May 26th, 2017  |  by Matt Slaybaugh

Forest Swords, CompassionMatthew Barnes’ work as Forest Swords is definitely an acquired taste. It’s not music you’d ever play at a party, and little of it is pretty or even pleasant. The photo on the cover of his newest, Compassion (Ninja Tune), accurately evokes what it feels like listening to an entire Forest Swords album in one sitting. Barnes’ samples are all disquieting, and his arrangements are not at all uplifting. However, there’s a lot of emotion here, and at times it’s truly affecting, like a sad movie in a dark, lonely city cinema.

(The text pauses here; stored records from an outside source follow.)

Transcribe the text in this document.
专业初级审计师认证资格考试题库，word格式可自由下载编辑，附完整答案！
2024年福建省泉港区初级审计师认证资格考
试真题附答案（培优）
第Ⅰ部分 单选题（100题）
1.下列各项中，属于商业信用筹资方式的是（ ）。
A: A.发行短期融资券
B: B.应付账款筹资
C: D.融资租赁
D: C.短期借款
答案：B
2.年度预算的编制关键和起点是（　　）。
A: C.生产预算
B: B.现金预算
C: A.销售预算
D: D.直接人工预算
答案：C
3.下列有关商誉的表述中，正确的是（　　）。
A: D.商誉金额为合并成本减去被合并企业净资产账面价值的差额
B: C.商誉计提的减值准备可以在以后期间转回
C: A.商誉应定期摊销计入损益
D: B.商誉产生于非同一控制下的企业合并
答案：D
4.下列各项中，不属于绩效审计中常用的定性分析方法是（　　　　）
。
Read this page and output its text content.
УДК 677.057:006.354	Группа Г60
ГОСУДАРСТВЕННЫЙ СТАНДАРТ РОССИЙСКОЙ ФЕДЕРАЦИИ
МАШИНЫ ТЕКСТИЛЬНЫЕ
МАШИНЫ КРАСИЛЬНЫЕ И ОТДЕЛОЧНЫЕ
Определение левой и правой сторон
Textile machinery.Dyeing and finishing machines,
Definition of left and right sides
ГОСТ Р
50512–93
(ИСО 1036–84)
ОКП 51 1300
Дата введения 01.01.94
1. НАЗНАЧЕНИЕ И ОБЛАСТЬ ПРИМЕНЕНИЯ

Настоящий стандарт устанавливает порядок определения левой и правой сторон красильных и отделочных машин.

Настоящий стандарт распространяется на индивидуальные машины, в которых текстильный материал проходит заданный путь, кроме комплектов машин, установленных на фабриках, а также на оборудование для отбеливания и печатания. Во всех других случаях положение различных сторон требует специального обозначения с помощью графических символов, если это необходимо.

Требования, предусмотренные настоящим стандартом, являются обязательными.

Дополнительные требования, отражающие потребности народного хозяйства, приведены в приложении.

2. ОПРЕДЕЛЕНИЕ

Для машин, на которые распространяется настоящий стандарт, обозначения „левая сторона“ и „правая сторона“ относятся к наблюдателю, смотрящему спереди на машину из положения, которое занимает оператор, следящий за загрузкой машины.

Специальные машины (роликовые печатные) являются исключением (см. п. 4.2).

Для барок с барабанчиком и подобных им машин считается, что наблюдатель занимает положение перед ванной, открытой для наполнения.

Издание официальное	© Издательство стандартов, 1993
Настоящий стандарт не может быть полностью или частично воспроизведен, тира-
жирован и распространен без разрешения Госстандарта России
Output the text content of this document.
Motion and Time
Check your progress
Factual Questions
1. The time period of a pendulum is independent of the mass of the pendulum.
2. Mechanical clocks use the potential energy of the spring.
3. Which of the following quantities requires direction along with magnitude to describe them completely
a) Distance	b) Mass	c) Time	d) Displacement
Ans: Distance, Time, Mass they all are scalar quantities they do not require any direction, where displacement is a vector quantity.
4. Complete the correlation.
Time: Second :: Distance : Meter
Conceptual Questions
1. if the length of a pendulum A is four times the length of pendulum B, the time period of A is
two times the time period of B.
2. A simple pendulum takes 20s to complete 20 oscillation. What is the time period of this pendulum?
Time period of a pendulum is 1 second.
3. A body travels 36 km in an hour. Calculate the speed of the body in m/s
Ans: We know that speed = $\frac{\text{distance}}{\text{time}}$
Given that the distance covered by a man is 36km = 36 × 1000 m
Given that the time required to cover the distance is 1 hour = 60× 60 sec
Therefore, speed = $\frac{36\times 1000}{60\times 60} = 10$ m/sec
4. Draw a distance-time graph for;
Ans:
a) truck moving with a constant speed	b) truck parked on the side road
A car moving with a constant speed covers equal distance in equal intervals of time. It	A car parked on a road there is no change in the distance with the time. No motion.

The opener, “War It,” starts quietly and dramatically, like the opening shot of an epic fight sequence, before a noise like sinister crickets starts the rhythm and a train rumbles in the distant background. Barnes establishes an atmosphere, then deconstructs the pieces into a striking beat. I especially like the third and fourth minutes of the track where almost everything fades away, leaving us with a plaintive, repetitive melody. There are distinct pauses, full stops before all the rhythm returns for the climax. This track is pretty much perfect, and the rest of the album plays out variations on these techniques.

“The Highest Flood” and “Exalter” bring back Barnes’ trademark choral cut-ups, harsh edits of group vocals that instantly fill up the tracks with disorienting and discordant sound. On “Border Margin Barrier” and “Sjurvival,” Barnes takes his “slow dread” aesthetic to its logical end-point. Almost nothing happens, and yet it’s thrilling. He strips away all but the barest elements and in both cases, it’s extreme and effective. “Raw Language” and “Arms Out” are the only two tracks that pick up the tempo. They’re not exactly fun, but with the rest of the album being pretty slow and following a familiar game plan, these are necessary for a change of pace.

Since his last, excellent LP, Engravings, Barnes has been busy filling out his resume, making movie scores and a very breathy accompaniment for dance (Shrine). Those experiences seem to have persuaded him that his music needs more space. The music on Compassion develops patiently. When it’s at its best, that means it effectively builds tension, creating a compelling, evocative environment for his cinematic imagination.